From 4f0375066a6aa55181960448e2750dcadf00cadd Mon Sep 17 00:00:00 2001
From: sd234678 <48051938+sd234678@users.noreply.github.com>
Date: Fri, 12 Jan 2024 09:52:41 +0000
Subject: [PATCH] Update vulnerability whitelist to include new CVE in zlib
 exceptions

---
 .last-exported-commit        | 2 +-
 vulnerability-whitelist.toml | 4 ++--
 2 files changed, 3 insertions(+), 3 deletions(-)

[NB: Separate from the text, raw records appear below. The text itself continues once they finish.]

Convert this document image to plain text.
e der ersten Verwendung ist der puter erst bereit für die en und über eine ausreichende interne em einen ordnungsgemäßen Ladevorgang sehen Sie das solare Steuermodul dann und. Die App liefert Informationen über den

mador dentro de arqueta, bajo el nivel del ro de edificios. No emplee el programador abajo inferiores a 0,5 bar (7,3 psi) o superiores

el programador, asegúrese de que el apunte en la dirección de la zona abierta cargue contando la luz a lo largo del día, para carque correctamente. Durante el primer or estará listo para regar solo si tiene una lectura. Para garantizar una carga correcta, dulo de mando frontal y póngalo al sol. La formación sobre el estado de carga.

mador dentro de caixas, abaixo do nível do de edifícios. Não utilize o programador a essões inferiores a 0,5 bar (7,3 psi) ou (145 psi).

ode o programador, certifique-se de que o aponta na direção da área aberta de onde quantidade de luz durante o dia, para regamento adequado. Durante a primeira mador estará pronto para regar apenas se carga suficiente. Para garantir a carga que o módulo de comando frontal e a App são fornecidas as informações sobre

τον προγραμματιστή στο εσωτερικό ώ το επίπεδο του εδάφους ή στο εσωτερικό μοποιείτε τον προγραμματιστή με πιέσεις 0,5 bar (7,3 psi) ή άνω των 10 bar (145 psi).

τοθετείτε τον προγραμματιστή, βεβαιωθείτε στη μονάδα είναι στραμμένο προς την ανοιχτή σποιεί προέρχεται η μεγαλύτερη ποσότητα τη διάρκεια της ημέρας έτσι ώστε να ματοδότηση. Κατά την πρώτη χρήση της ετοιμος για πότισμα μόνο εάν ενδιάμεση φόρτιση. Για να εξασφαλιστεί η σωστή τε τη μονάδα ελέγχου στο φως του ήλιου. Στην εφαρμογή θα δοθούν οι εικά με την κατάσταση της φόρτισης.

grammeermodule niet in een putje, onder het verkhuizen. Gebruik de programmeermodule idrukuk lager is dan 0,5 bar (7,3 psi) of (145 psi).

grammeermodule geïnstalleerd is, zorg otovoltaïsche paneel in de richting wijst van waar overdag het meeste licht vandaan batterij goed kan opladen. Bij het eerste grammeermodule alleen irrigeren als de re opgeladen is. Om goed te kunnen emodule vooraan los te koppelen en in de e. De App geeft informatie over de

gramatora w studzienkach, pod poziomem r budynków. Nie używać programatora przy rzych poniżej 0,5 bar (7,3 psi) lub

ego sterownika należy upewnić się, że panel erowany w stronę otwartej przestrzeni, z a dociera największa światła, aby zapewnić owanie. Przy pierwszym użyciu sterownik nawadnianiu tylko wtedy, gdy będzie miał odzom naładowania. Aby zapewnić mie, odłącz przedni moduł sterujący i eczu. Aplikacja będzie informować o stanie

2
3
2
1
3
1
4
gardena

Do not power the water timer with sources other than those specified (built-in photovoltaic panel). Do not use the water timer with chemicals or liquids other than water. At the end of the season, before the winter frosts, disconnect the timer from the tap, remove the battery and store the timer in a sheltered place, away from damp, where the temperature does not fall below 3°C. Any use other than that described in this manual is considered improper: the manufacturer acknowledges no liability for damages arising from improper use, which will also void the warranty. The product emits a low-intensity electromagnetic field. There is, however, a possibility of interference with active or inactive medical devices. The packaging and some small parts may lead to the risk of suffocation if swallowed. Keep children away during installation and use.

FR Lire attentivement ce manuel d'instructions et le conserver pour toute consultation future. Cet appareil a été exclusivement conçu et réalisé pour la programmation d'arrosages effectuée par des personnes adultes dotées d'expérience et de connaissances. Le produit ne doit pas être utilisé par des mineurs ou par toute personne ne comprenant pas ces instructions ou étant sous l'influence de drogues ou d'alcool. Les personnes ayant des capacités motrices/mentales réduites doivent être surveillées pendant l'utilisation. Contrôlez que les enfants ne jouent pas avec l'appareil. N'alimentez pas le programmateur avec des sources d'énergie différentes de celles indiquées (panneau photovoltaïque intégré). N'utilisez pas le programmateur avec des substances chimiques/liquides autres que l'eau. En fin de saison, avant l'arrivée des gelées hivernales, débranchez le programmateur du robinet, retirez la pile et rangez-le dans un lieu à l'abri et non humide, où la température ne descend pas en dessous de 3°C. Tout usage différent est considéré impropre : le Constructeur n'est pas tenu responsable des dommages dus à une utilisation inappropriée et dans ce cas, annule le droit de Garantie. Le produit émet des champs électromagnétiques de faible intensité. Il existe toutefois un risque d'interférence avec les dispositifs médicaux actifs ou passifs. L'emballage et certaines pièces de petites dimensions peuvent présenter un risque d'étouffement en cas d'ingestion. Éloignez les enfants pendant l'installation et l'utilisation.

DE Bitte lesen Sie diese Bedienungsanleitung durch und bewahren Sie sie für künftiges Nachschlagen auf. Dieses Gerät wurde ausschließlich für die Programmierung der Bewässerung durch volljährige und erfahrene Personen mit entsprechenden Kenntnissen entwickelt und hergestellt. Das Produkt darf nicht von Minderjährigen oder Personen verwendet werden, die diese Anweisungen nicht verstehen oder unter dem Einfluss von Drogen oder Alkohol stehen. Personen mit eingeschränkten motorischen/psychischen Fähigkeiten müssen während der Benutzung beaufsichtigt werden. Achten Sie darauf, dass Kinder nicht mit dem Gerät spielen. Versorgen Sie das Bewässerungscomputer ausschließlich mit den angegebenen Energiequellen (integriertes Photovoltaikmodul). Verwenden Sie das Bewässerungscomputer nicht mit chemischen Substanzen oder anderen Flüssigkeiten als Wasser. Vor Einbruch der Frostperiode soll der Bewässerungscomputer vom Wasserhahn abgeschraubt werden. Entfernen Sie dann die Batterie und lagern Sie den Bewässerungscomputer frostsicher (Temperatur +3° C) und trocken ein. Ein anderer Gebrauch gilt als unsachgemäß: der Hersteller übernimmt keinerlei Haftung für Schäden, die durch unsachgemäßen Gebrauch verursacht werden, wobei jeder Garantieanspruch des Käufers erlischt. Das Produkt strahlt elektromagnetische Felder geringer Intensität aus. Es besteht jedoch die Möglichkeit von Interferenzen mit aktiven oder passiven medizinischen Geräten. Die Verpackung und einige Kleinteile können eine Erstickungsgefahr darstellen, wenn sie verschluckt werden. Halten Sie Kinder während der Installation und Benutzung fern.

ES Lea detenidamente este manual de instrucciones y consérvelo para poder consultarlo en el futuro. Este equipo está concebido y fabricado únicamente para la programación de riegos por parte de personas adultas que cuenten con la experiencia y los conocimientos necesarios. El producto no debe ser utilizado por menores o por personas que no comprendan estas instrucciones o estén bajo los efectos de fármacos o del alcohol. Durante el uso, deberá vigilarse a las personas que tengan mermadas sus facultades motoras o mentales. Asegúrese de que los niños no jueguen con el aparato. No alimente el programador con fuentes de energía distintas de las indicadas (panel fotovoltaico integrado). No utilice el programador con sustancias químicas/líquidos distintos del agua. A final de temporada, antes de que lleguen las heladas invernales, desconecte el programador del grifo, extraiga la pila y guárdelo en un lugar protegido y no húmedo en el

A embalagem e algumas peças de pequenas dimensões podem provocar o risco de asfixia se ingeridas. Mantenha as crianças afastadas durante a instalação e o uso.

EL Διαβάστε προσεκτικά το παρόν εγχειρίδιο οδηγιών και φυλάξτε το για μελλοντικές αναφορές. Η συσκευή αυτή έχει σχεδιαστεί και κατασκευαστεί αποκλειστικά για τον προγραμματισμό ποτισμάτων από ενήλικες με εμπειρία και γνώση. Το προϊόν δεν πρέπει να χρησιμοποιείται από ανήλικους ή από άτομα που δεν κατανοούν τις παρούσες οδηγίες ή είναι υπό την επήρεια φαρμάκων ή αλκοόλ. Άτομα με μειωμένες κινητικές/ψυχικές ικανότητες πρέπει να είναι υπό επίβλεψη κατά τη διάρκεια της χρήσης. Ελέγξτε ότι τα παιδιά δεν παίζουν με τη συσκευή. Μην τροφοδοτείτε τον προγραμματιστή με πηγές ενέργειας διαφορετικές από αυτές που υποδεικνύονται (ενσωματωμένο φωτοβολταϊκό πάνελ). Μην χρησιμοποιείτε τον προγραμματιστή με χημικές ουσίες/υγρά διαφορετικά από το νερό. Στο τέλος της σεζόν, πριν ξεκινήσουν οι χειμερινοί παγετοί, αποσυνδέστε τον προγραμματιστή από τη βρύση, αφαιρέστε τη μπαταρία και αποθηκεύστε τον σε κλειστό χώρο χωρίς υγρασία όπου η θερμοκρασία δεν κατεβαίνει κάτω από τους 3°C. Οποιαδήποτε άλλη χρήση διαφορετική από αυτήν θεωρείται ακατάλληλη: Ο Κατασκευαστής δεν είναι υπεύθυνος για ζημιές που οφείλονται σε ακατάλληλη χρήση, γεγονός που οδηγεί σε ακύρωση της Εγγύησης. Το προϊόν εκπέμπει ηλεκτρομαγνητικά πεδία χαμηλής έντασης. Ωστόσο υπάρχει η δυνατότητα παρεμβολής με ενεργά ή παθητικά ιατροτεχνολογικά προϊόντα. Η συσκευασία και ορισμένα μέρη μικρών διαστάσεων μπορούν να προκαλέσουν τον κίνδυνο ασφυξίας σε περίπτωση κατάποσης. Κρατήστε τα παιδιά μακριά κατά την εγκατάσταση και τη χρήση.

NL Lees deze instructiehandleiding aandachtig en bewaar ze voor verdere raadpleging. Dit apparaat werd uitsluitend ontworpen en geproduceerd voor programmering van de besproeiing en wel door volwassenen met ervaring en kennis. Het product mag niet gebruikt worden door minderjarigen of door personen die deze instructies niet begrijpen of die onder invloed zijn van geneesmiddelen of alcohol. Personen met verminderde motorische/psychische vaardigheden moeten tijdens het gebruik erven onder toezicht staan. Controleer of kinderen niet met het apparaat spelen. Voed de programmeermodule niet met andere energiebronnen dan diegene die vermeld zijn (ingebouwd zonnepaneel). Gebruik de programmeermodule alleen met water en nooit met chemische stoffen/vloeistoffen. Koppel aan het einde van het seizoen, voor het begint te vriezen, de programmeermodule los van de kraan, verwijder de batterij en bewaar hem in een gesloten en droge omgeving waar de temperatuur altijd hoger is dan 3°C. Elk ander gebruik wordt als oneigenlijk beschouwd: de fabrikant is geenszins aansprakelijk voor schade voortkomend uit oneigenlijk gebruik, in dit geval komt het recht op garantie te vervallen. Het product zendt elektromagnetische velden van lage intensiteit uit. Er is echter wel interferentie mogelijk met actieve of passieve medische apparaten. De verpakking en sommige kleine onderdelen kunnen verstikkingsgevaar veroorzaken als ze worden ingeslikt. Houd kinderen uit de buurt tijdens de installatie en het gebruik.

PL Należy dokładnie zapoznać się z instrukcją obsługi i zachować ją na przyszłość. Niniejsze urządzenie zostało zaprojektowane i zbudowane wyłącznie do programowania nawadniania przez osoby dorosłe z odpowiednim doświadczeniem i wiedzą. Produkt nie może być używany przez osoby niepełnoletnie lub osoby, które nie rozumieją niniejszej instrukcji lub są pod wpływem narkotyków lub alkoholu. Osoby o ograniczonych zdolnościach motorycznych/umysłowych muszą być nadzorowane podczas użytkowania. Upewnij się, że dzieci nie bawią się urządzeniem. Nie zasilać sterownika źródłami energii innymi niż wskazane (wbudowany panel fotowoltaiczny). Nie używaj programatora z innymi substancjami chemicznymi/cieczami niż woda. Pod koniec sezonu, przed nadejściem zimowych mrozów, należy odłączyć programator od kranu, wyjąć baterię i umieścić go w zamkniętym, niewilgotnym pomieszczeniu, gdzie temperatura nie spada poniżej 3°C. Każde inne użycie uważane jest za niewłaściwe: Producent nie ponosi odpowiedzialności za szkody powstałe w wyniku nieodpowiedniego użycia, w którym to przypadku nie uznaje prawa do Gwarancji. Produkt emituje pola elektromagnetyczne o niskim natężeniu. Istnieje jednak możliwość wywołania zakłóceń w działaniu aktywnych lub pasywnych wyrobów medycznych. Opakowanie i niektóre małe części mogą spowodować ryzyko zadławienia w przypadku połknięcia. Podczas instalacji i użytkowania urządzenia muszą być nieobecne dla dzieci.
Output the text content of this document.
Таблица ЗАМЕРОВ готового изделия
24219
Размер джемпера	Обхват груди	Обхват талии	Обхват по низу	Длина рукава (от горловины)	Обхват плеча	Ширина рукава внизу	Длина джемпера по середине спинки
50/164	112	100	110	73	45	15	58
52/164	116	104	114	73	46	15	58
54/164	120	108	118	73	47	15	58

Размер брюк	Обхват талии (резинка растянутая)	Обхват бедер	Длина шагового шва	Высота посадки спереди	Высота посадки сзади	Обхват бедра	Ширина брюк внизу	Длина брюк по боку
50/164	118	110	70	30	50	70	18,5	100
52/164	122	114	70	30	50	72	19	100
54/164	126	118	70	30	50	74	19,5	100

diff --git a/.last-exported-commit b/.last-exported-commit
index 31e19e0..0223d51 100644
--- a/.last-exported-commit
+++ b/.last-exported-commit
@@ -1 +1 @@
-Last exported commit from parent repo: 7e86c3a08ceba201c906c5f28e28f3f87ccc4684
\ No newline at end of file
+Last exported commit from parent repo: c5579676c0a22df265d5072e1f16d25c2fa17463
\ No newline at end of file
diff --git a/vulnerability-whitelist.toml b/vulnerability-whitelist.toml
index 738768a..9e5991c 100644
--- a/vulnerability-whitelist.toml
+++ b/vulnerability-whitelist.toml
@@ -179,9 +179,9 @@ cve = ["CVE-2022-3064", "CVE-2021-4235", "CVE-2023-2251"]
 comment = "CVEs refer to other things called yaml, not this haskell package."
 
 ["zlib-0.6.3.0"]
-cve = ["CVE-2018-25032", "CVE-2022-37434", "CVE-2023-45853"]
+cve = ["CVE-2018-25032", "CVE-2022-37434", "CVE-2023-45853", "CVE-2023-6992"]
 comment = "Actual zlib dependency is already on a patched version; this version is a haskell library."
 
 ["zlib-1.2.12"]
-cve = ["CVE-2022-37434", "CVE-2023-45853"]
+cve = ["CVE-2022-37434", "CVE-2023-45853", "CVE-2023-6992"]
 comment = "We do not call the affected code with untrusted data."